EDAG Best-Fit: sensor-controlled assembly
The system known as “Best-Fit” is a sensor-based assembly process, which makes custom-tailored, highly precise assembly of attached parts in automotive production possible. For example, for door installation, sensors first determine the dimensions of the gap and transition for each manufactured door along with the cut-out in the side wall of each corresponding vehicle; then calculate the optimal position of installation of that door with that car body; and finally use robots to target this position precisely. The joining robot then installs the door so that it meets the requirements for a high-quality vehicle, despite the unavoidable geometric variations due to production tolerances. A particular feature of the EDAG Best-Fit system is that it learns and thus independently controls placement behavior in the joining process. Beyond that, a final quality inspection step is carried out and documented, so that downstream measurement stations can be eliminated.

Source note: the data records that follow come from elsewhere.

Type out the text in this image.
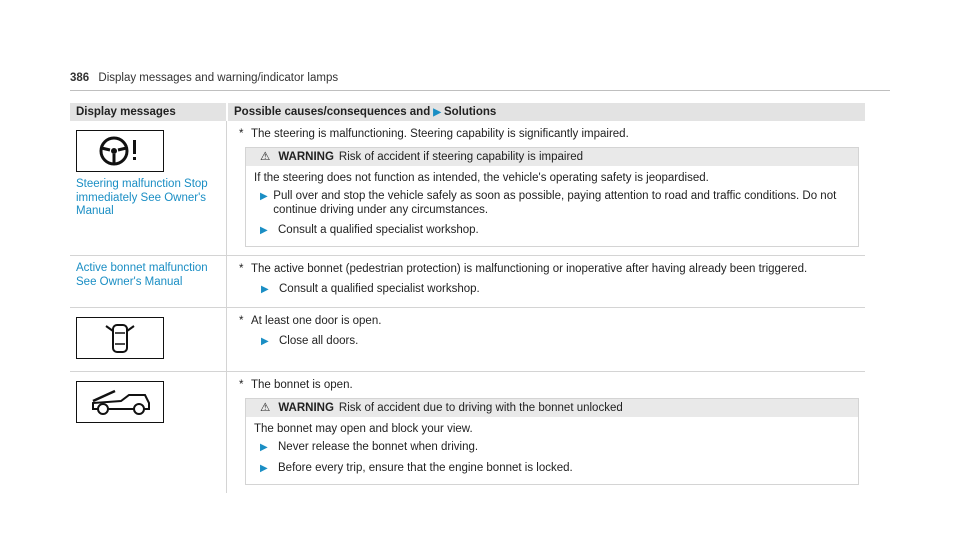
386 Display messages and warning/indicator lamps
Display messages	Possible causes/consequences and ▶ Solutions
Steering malfunction Stop immediately See Owner's Manual
* The steering is malfunctioning. Steering capability is significantly impaired.
⚠ WARNING Risk of accident if steering capability is impaired
If the steering does not function as intended, the vehicle's operating safety is jeopardised.
▶ Pull over and stop the vehicle safely as soon as possible, paying attention to road and traffic conditions. Do not continue driving under any circumstances.
▶ Consult a qualified specialist workshop.
Active bonnet malfunction See Owner's Manual
* The active bonnet (pedestrian protection) is malfunctioning or inoperative after having already been triggered.
▶ Consult a qualified specialist workshop.
* At least one door is open.
▶ Close all doors.
* The bonnet is open.
⚠ WARNING Risk of accident due to driving with the bonnet unlocked
The bonnet may open and block your view.
▶ Never release the bonnet when driving.
▶ Before every trip, ensure that the engine bonnet is locked.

Depending on the design of the attached part, 6 to 11 sensors of the type EDAG VarioGauge V4 are installed on the gripper of the robot. In addition to electronic control and monitoring systems, the intelligent sensor EDAG VarioGauge V4 consists of a laser source and a digital camera from Allied Vision Technologies. With the aid of these sensors, the components, e.g. door and side wall, are measured with each other. The EDAG Best-Fit system detects the current status quo of the alignment along with the width and distribution of the gap dimensions and calculates the optimal position for installation. The software ensures not only the most parallel possible gap dimensions, but also uniform distribution of the gap dimensions at all measurement positions.

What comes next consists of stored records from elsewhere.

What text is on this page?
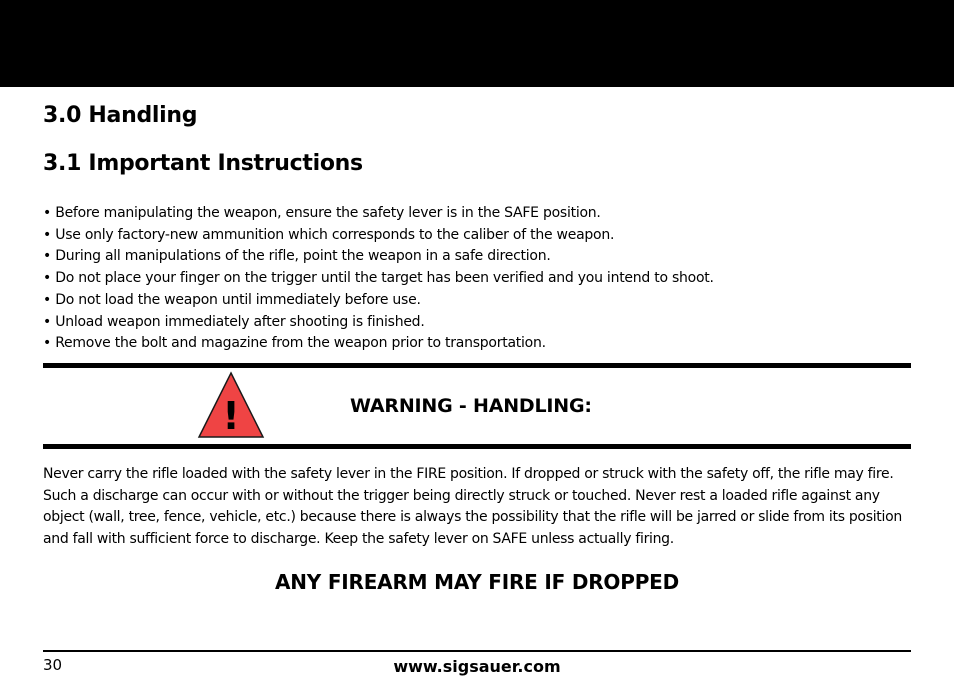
3.0 Handling
3.1 Important Instructions
• Before manipulating the weapon, ensure the safety lever is in the SAFE position.
• Use only factory-new ammunition which corresponds to the caliber of the weapon.
• During all manipulations of the rifle, point the weapon in a safe direction.
• Do not place your finger on the trigger until the target has been verified and you intend to shoot.
• Do not load the weapon until immediately before use.
• Unload weapon immediately after shooting is finished.
• Remove the bolt and magazine from the weapon prior to transportation.
!	WARNING - HANDLING:

Never carry the rifle loaded with the safety lever in the FIRE position. If dropped or struck with the safety off, the rifle may fire. Such a discharge can occur with or without the trigger being directly struck or touched. Never rest a loaded rifle against any object (wall, tree, fence, vehicle, etc.) because there is always the possibility that the rifle will be jarred or slide from its position and fall with sufficient force to discharge. Keep the safety lever on SAFE unless actually firing.

ANY FIREARM MAY FIRE IF DROPPED
30	www.sigsauer.com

Optimal choice for multi-camera operation: AVT Marlin with internal memory
For the Best-Fit process, EDAG depended on digital cameras of the Marlin family by Allied Vision Technologies. For better integration in the EDAG VarioGauge sensor, the housing of the standard camera was removed and the board-level version was selected. With a resolution of 1.4 Megapixels, the cameras permit precise gap measurements. In addition, the cameras are equipped with a digital interface (FireWire IEEE 1394a). This interface can be used to activate all the cameras of the EDAG Best-Fit system via a broadcast trigger. Thanks to the internal memory and the deferred mode, the Best-Fit system can flexibly call up the images of each camera for analysis.

Customer satisfaction with AVT: “Marlin is the best match”
“The deferred mode of the Marlin cameras from Allied Vision Technologies is the best match for the Best-Fit application”, explain Christian Böttcher, Technical Manager for Image Processing Technology and Christian Körbel, Sales Manager System Technology of EDAG. “The industrial suitability of the FireWire interface was important to us in selecting a camera: We were able to design a special hub with fiber optic data transmission from the assembly gripper to the Best-Fit computer (VarioInspector), which makes the image processing technology immune to electrical and magnetic interferences within the system.”

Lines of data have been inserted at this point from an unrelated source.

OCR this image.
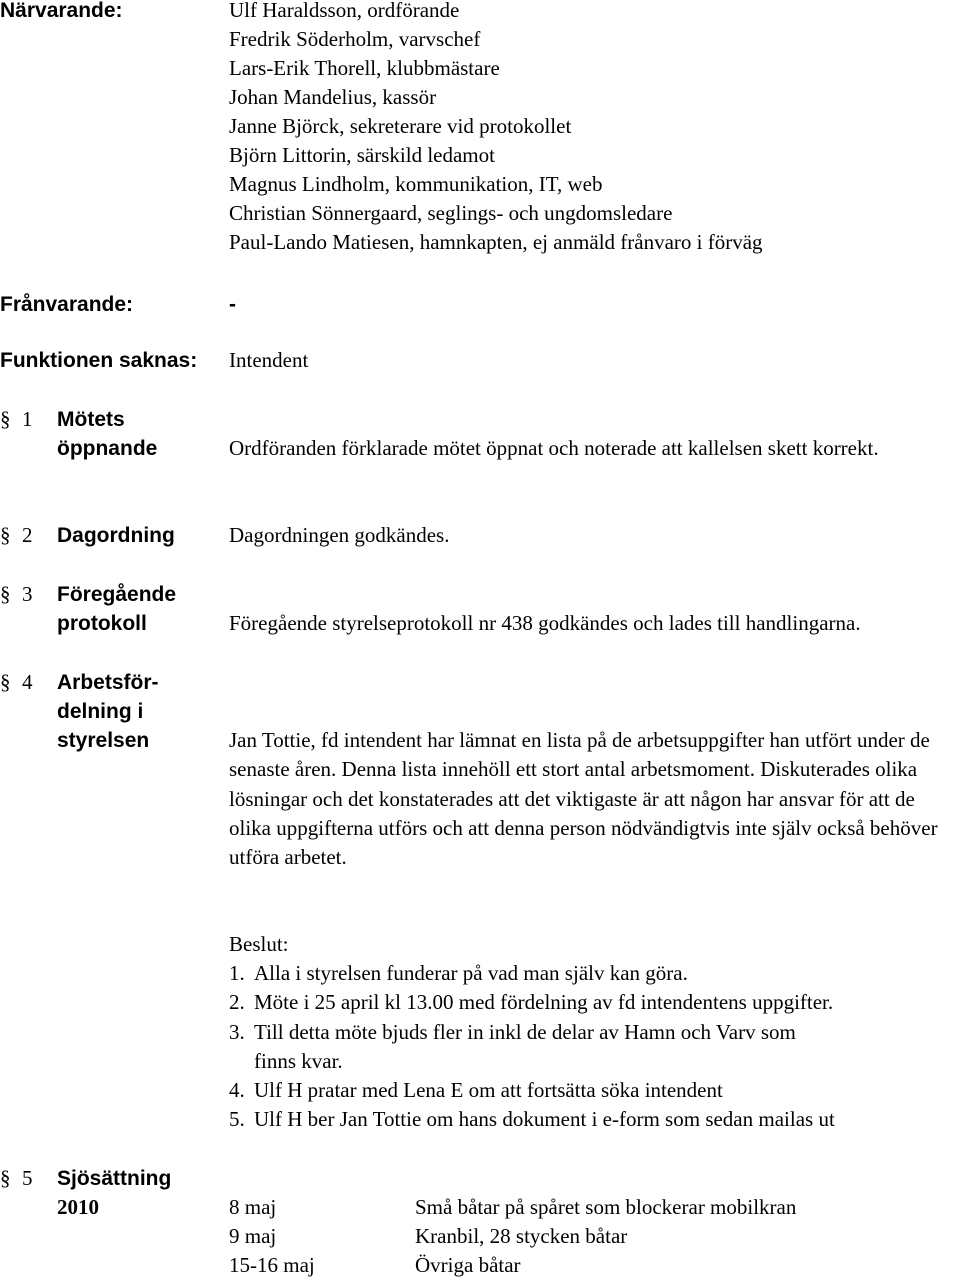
Närvarande:	Ulf Haraldsson, ordförande
Fredrik Söderholm, varvschef
Lars-Erik Thorell, klubbmästare
Johan Mandelius, kassör
Janne Björck, sekreterare vid protokollet
Björn Littorin, särskild ledamot
Magnus Lindholm, kommunikation, IT, web
Christian Sönnergaard, seglings- och ungdomsledare
Paul-Lando Matiesen, hamnkapten, ej anmäld frånvaro i förväg
Frånvarande:	-
Funktionen saknas: Intendent
§ 1 Mötets
öppnande	Ordföranden förklarade mötet öppnat och noterade att kallelsen skett korrekt.
§ 2 Dagordning	Dagordningen godkändes.
§ 3 Föregående
protokoll	Föregående styrelseprotokoll nr 438 godkändes och lades till handlingarna.
§ 4 Arbetsför-
delning i
styrelsen	Jan Tottie, fd intendent har lämnat en lista på de arbetsuppgifter han utfört under de senaste åren. Denna lista innehöll ett stort antal arbetsmoment. Diskuterades olika lösningar och det konstaterades att det viktigaste är att någon har ansvar för att de olika uppgifterna utförs och att denna person nödvändigtvis inte själv också behöver utföra arbetet.
Beslut:
1. Alla i styrelsen funderar på vad man själv kan göra.
2. Möte i 25 april kl 13.00 med fördelning av fd intendentens uppgifter.
3. Till detta möte bjuds fler in inkl de delar av Hamn och Varv som
finns kvar.
4. Ulf H pratar med Lena E om att fortsätta söka intendent
5. Ulf H ber Jan Tottie om hans dokument i e-form som sedan mailas ut
§ 5 Sjösättning
2010	8 maj	Små båtar på spåret som blockerar mobilkran
9 maj	Kranbil, 28 stycken båtar
15-16 maj	Övriga båtar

Practical use: Milestone for assembly quality in automobile construction
The EDAG Best-Fit process is a milestone for assembly quality in automotive production. For each manufactured component and each manufactured body, the system calculates the optimal position for assembly - for a consistently uniform and high-quality appearance of the overall vehicle. But in addition to the quality advantage of perfect distribution of the gap dimensions, the EDAG Best-Fit system also achieves economic advantages: The costs of manual re-adjustment are reduced drastically, as the implemented projects have shown clearly.

Assembly is now being done at two European locations with the EDAG Best-Fit system, for instance, for all the attached parts of the Mercedes Benz S-Class and the doors of the Opel Corsa. In addition, the EDAG Best-Fit system is also being used for other applications, such as precise positioning of robot tools, e.g. for punching, stamping, or riveting in automobile production.